Put That Call on Hold
Researchers say that men who use a mobile phone for four hours or more a day have fewer sperm with less motility and poorer quality. A team from the Cleveland Clinic Foundation in Ohio tested the sperm of 364 men undergoing fertility treatment with their spouses at clinics in Mumbai, India. The results of the study were presented to the American Society for Reproductive Medicine in New Orleans.
The study found that the heaviest users, those who use their mobile phones more than four hours daily, had the lowest average sperm counts with a rate of 50 million sperm per milliliter. These samples had the least healthy sperm of all the participants.

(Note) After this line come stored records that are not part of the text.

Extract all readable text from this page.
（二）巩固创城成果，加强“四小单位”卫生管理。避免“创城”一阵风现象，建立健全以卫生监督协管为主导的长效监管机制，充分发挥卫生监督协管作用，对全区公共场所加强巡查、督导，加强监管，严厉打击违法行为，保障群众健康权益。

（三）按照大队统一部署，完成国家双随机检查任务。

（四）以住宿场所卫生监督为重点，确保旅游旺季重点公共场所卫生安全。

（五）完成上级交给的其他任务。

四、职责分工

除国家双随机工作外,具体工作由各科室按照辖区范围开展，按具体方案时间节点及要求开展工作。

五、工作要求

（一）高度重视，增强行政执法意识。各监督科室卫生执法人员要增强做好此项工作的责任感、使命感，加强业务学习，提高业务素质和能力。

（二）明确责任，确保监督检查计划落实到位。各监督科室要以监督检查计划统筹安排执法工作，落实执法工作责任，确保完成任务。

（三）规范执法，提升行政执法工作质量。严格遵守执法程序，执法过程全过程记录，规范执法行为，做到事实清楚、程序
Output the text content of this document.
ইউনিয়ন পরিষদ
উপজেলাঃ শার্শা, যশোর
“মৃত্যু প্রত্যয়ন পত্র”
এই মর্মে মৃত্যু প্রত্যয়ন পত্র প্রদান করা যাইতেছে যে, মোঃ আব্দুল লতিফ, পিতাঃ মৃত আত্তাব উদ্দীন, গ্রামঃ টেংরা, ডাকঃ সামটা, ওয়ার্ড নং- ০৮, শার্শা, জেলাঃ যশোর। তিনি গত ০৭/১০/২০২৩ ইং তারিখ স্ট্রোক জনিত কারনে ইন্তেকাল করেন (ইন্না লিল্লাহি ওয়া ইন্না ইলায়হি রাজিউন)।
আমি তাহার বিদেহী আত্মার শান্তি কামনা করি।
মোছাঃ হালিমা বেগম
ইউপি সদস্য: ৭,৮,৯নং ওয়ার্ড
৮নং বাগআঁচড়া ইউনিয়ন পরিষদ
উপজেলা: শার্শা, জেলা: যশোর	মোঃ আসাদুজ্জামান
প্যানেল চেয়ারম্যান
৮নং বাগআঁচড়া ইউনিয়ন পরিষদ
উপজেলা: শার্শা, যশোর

Those participants who used their phones for two-four hours a day had average sperm counts of 69 million per milliliter with sperm of moderate health.
Less Talk More Sperm
Those men who claimed not to use mobile phones had the highest sperm counts, averaging in at 86 million per milliliter and with the highest quality of the three groups studied.
In an address to the New Orleans conference, Dr. Ashok Agarwal, who headed up the study, stated that the results of this study don't prove a connection between mobile phone use and infertility, but rather that the results suggest that more research on this topic is warranted.
Dr. Agarwal laments that mobile phone users don't stop to think about the repercussions of using these phones; that their use has become an automatic reflex with no thought to how these devices may impact on our health. Agarwal suggests that radiation from mobile phones may harm sperm by damaging DNA, which in turn affects testosterone-producing cells in the testes, or the tubes where sperm originates.
British experts cast doubt on the link between mobile phone use and male infertility. Dr. Allan Pacey, senior lecturer in andrology at the University of Sheffield, commented, "If you're using your phone for four hours a day, presumably it is out of your pocket for longer. That raises a big question: how is it that testicular damage is supposed to occur?"
Head to Testes, Direct?
Dr. Pacey, honorary secretary of the British Fertility Society called into question the idea that holding a phone up to the head for prolonged periods of time would have a direct effect on the testes. Pacey believes that those people who use phones for lengthier periods of time may also be inclined to be more sedentary, have more stress, or eat more junk food, all of which may be factors in the larger picture of what may be affecting the sperm of mobile phone-toting men.